Восстание - разложившееся от любовного экстаза лицо - срывает с Бога его наивную маску, и тем самым рушится в шуме времени подавление. Катастрофа - это то, чем воспламеняется ночной горизонт, то, для чего вошло в транс растерзанное существование, - она есть Революция - она - время, освобожденное от всех цепей, и чистое изменение, она - скелет, вышедший, как из кокона, из трупа и живущий садистски ирреальным существованием смерти.
IV
Тем самым природа времени как объекта экстаза оказывается подобной экстатической природе я, которое умирает. Ибо и та, и другая суть чистые изменения; и та, и другая имеют место в плане некого иллюзорного существования.
Но если жадный и упрямый вопрос "что существует?" пронизывает все еще безбрежный беспорядок мысли, переживающей но манер я, которое умирает, катастрофу времени, каково будет значение в этот момент ответа "время - лишь бесконечная пустота"? или совсем иного ответа, не признающего за временем бытия?
Или каким будет значение ответа противоположного: "бытие есть время"?
Яснее, чем в неком порядке, ограниченном неукоснительной реализацией порядка, проблема бытия времени может быть высвечена в беспорядке, охватывающем множество мыслимых форм. Прежде всего отвергается - поскольку принято избегать разрывающей всякую проблему дистанции - попытка диалектического построения противоречащих ответов.

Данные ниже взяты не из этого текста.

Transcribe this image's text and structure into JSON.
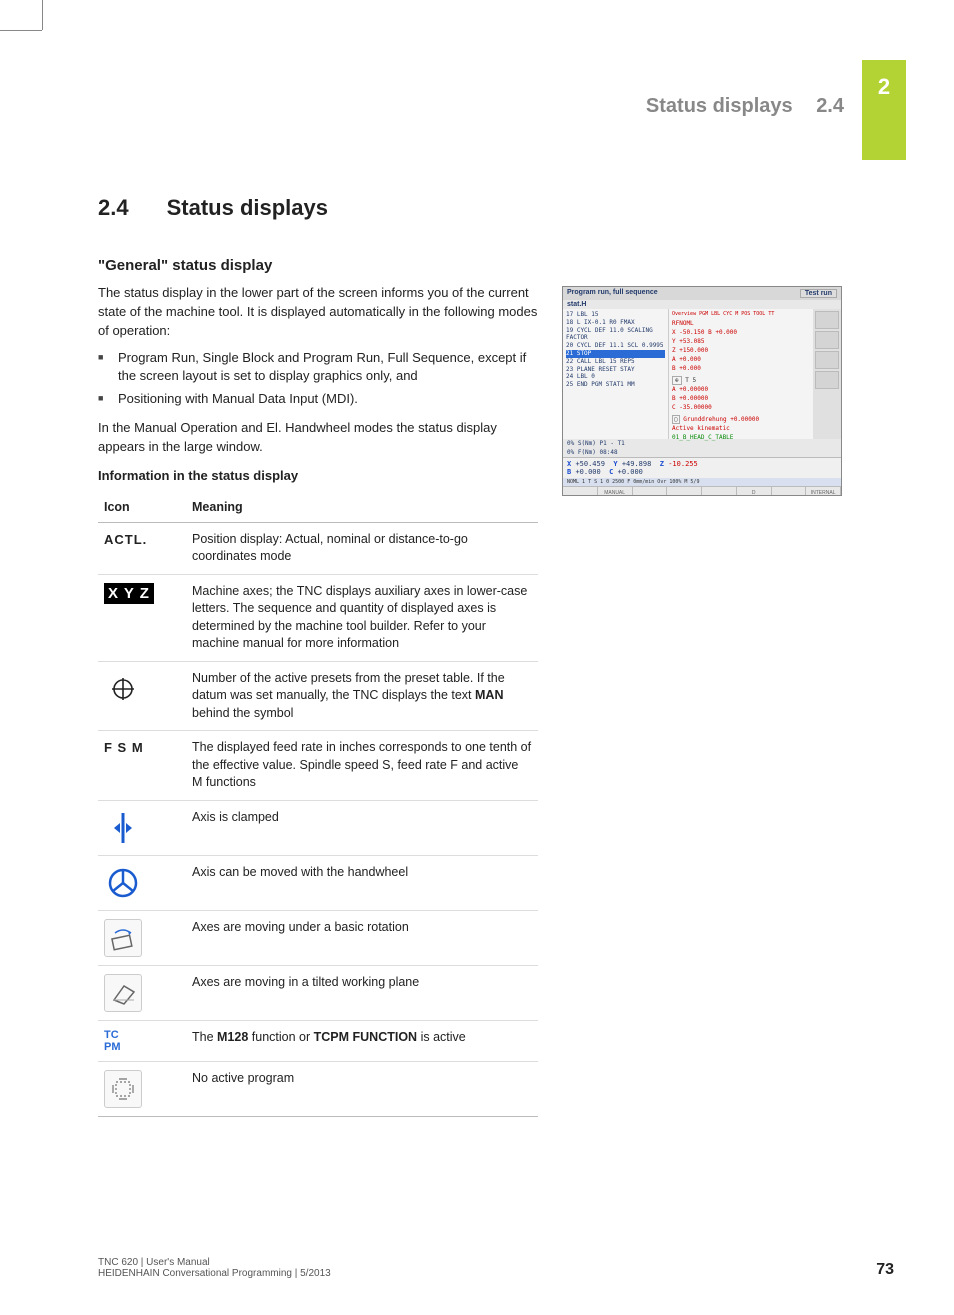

Время не есть синтез бытия и ничто, если только бытие или ничто не находятся во времени и не являются произвольно отделенными друг от друга понятиями. Тогда нет в действительности ни бытия, ни ничто - изолированных; есть время. Но утверждать существование времени - утверждение совершенно пустое - в том смысле, что оно менее придает времени невнятный атрибут существования, лишая его неясного и неограниченного содержания, в то же время оно бесконечно лишает его всякого содержания.
Существование времени не требует даже объективного положения времени как такового: это существование, введенное в экстаз, означает лишь бегство и крушение всякого объекта, который рассудок пытается дать себе сразу и как ценность, и как фиксированный объект. Существование времени, произвольно спроецированное в некую объективную область, - это лишь экстатированное видение катастрофы, уничтожающей то, на чем эта область основана. Дело не в том, что область объектов с необходимостью - как я - бесконечно уничтожаема самим временем, но в том, что существование, во мне основанное, возникает здесь разрушенным и что существование вещей по отношению к существованию я есть всего-навсего существование оскудевшее.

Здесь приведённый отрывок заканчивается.